Fighting for solutions
By joining forces, the team maximised their combined skills and knowledge, and ultimately achieved global victory in the A.T. Kearney Global Prize 2008 in London, beating the best North American team. Their challenge was to develop an investment case for an imaginary wind power production company. ‘We attacked the consulting case with all our cultural and knowledge backgrounds. Diversity was our strength,’ says Gagandeep.

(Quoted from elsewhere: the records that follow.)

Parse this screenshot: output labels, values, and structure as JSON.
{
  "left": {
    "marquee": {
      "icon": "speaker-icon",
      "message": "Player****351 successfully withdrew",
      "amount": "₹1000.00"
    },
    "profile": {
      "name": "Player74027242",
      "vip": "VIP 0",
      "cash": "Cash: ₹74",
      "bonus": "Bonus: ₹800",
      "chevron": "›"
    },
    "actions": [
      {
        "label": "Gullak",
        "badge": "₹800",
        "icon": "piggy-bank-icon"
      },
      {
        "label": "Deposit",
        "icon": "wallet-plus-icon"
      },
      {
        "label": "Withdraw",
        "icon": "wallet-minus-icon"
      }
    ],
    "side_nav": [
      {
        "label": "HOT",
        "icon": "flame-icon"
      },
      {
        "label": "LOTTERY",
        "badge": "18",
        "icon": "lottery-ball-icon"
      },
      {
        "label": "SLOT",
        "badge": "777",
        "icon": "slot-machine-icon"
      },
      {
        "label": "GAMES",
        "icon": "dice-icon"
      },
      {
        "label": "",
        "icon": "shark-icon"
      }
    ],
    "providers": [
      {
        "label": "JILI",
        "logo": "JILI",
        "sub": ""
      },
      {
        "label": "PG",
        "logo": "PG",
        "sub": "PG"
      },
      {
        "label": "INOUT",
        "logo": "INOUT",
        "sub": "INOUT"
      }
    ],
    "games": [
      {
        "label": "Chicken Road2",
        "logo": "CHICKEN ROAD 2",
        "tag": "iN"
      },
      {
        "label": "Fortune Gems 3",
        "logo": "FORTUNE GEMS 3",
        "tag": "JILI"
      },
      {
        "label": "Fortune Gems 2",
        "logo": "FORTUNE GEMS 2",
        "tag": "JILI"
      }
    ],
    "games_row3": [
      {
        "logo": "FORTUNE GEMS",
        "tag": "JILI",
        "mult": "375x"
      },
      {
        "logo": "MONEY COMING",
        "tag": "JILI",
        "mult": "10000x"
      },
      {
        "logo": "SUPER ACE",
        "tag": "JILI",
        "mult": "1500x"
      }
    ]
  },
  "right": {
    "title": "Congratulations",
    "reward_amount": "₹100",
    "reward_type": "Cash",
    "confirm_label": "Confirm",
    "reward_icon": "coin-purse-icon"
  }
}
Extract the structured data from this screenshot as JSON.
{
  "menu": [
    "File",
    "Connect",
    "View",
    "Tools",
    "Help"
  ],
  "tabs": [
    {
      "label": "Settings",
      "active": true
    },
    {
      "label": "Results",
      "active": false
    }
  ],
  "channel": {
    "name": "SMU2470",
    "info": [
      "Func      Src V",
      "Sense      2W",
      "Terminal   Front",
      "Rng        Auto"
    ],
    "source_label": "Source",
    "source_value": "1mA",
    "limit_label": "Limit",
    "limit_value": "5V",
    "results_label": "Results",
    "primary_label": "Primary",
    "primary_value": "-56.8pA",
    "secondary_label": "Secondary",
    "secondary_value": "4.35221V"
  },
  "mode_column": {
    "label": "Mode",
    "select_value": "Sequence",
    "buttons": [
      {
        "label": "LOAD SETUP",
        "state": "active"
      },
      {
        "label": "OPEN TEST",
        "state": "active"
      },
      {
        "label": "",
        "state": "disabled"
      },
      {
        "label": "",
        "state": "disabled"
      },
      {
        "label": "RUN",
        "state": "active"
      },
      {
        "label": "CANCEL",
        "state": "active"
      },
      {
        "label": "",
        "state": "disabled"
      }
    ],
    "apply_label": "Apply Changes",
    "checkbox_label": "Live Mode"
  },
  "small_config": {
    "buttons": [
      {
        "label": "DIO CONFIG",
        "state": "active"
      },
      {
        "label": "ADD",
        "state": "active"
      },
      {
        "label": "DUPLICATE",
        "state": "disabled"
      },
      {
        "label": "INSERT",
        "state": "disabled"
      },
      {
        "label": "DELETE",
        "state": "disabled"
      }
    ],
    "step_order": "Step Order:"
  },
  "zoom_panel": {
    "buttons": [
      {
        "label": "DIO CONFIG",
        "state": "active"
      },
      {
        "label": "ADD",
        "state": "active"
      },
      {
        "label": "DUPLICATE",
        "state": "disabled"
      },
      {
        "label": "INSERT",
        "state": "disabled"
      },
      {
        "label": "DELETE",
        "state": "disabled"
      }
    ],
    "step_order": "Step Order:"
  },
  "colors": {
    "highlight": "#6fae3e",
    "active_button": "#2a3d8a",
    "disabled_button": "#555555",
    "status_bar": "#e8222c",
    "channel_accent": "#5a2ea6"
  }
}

‘The competition gave me valuable feedback about dealing with different kinds of diversity, how to bring people together, and how to think of strategies and implementation,’ agrees Lothar. ‘We learned to make sense of all of our ideas, and that success is all about teamwork. We fought for the best solutions through our
strengths, by questioning how to do things, and by always being agile and flexible.’
For both, the competition was the starting point for their next career steps. Gagandeep says the experience led him into strategy consulting for Deloitte after the MBA. ‘Everything links into the next thing in your career,’ he says. ‘As an RSM alumnus I’m really proud that another RSM MBA team reached this far again. I benefitted from the experience of the competition, and hope to continue to learn and improve.’
The next generation
This open mind to a variety of cultural and industry backgrounds also played an enormous role in the 2014 competition when the team had to make decisions about growth strategies in new markets, acquisition strategies and internal R&D investments for the medical food company.
This new generation of MBAs was also exposed to the importance of diversity. ‘We needed to pull together a set of complementary skills to be successful in the case,’ says Daniel, who added that getting along well is also crucial. ‘From our first informal discussion to the final presentation in London, we balanced hard work with being able to have a laugh to decompress.’
Giuseppe also believes the team’s outside-of-the-box perspectives and the incorporation of business risk into the solution contributed to their victory. ‘We often think executives avoid risk, but in reality they’re open to it if there’s a strong rationale behind it,’ he says. Giuseppe said that using a storytelling approach also differentiated the RSM team from others with a more analytical approach.
Encouraged by the team’s triumph in his first foray into a real consulting engagement,
Daniel recently became a senior consultant at Deloitte in London. He said the competition opened his eyes to how big the world really is. ‘It was a great confidence
booster,’ he says. ‘I enjoyed the sweat and tears. The more I worked, the more I wanted to work.’
Like Gagandeep, Daniel says that, thanks to the competition, he is not afraid
to take on new challenges and move out of his comfort zone. ‘I feel inspired by my own success. It’s like a snowball effect: letting one thing build into another.
Throughout both editions of the competition, both teams learned that diversity,
hard work and confidence play a key role in the path to success. Gagandeep says: ‘RSM and the competition taught me to respect and value the power of different
points of view from people from different backgrounds. Every day, I see the strength of diversity in solving business problems.’
This article first appeared in the Summer 2015 issue of RSM Outlook.